Los estados de la materia son tres: sólido, líquido y gaseoso. Si un gas se somete a temperaturas muy elevadas, se convierte en plasma. En dicho estado, los electrones se separan de los átomos. Cuando un átomo carece de electrones orbitando alrededor del núcleo, se dice que está ionizado y se denomina ion. Así pues, el plasma está compuesto de iones y electrones libres. En este estado, los científicos pueden estimular los iones para que colisionen entre sí, se fusionen y liberen energía.
Mantener estables los plasmas a fin de extraer energía es difícil. Son caóticos, están a una temperatura elevadísima y tienden a sufrir turbulencias y otras inestabilidades.
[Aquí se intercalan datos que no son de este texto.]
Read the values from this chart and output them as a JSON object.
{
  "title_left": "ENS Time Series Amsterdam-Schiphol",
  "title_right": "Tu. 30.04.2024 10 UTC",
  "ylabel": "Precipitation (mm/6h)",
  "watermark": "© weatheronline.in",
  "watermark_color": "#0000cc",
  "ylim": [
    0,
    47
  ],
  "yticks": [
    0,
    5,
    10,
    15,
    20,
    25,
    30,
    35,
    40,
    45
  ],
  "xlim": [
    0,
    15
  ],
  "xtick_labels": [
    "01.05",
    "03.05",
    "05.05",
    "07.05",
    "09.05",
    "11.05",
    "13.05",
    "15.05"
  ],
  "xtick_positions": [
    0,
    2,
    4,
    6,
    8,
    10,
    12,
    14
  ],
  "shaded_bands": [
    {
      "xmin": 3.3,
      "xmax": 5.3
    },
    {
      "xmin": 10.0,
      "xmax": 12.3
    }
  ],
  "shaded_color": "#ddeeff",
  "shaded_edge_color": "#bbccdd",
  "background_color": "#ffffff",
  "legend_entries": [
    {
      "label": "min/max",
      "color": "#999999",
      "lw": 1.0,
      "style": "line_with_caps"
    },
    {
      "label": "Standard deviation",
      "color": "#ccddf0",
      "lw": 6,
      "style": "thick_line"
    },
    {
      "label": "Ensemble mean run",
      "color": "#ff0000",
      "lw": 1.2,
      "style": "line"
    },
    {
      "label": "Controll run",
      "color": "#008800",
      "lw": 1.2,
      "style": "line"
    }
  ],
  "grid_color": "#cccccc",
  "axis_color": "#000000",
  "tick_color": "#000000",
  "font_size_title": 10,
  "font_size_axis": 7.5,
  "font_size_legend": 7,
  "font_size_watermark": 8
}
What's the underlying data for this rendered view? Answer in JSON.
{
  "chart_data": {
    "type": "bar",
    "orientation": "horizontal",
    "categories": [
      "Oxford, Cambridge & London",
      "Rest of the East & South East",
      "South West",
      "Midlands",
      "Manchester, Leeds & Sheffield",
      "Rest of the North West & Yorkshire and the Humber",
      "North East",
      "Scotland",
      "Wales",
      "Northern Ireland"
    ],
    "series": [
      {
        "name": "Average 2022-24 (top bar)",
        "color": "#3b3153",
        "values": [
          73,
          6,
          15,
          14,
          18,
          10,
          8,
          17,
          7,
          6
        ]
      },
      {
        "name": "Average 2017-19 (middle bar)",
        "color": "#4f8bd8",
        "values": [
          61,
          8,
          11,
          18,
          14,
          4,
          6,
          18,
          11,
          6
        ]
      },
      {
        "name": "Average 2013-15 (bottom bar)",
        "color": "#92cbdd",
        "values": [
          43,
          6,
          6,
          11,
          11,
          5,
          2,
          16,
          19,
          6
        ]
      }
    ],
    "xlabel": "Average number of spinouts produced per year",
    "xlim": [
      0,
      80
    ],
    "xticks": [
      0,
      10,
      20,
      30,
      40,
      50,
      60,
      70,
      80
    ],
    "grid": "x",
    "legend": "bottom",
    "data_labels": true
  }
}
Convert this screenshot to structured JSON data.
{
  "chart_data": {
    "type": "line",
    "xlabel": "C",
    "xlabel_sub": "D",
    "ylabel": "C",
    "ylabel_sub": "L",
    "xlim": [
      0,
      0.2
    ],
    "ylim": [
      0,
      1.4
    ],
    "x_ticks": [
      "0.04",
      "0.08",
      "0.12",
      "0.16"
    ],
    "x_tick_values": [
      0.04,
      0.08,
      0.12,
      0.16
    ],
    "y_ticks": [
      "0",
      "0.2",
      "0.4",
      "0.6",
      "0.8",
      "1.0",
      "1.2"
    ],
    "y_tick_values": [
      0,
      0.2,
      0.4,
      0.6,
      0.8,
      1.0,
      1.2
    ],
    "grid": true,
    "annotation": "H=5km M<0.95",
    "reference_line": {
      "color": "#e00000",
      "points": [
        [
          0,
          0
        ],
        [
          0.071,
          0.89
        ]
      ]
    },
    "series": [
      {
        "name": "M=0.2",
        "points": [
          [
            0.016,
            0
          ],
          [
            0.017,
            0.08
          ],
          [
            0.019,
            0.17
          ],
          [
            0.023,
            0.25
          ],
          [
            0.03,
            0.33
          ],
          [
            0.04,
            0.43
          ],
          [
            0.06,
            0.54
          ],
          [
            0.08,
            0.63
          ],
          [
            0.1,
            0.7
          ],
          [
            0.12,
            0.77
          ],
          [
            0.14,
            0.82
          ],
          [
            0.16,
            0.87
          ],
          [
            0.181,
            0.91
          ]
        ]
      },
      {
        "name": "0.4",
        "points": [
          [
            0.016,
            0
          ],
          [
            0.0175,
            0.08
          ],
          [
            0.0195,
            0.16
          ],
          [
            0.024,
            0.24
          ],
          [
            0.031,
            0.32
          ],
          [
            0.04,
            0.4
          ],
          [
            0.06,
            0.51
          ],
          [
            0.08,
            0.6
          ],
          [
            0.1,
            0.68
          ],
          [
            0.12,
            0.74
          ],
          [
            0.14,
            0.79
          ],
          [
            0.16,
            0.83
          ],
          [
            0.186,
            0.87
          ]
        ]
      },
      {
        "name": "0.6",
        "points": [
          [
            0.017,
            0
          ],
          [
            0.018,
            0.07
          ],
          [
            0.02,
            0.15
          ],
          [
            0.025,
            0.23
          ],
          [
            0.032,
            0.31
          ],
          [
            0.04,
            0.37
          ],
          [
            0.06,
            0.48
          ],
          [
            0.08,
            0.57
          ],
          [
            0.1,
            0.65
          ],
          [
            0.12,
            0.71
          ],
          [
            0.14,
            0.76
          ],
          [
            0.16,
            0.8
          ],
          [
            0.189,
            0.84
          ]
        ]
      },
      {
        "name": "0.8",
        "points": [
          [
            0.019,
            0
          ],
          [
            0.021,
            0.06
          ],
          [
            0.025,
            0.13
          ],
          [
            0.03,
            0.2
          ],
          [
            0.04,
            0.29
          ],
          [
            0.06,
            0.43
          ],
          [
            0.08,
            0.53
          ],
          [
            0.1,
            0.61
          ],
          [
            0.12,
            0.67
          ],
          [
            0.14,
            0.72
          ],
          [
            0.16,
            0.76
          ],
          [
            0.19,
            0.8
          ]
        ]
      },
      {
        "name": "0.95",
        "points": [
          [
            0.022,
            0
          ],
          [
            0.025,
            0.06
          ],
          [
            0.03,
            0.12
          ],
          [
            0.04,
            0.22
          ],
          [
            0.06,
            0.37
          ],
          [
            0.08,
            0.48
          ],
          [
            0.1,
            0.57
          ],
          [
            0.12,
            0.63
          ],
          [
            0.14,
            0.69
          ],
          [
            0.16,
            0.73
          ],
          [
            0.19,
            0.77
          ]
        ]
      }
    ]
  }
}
Comprender, modelizar y controlar el plasma es sumamente complejo, pero los investigadores han logrado grandes avances en los últimos decenios.
Los científicos emplean dispositivos de confinamiento magnético para manipular los plasmas. Entre los reactores de fusión de ese tipo, los más comunes son los tokamaks y los estelarators. Hoy en día, son los conceptos más prometedores de cara a futuras centrales de energía de fusión.
Ambos tipos de reactores aprovechan el hecho de que las partículas cargadas reaccionan a las fuerzas magnéticas. Los iones se mantienen confinados en los reactores gracias a unos potentes imanes. Los electrones también están limitados por las fuerzas de los reactores y desempe?an una función en las inmediaciones. Las fuerzas magnéticas hacen girar continuamente las partículas en torno a las cámaras del reactor (en forma de dónut) para evitar que se escapen del plasma.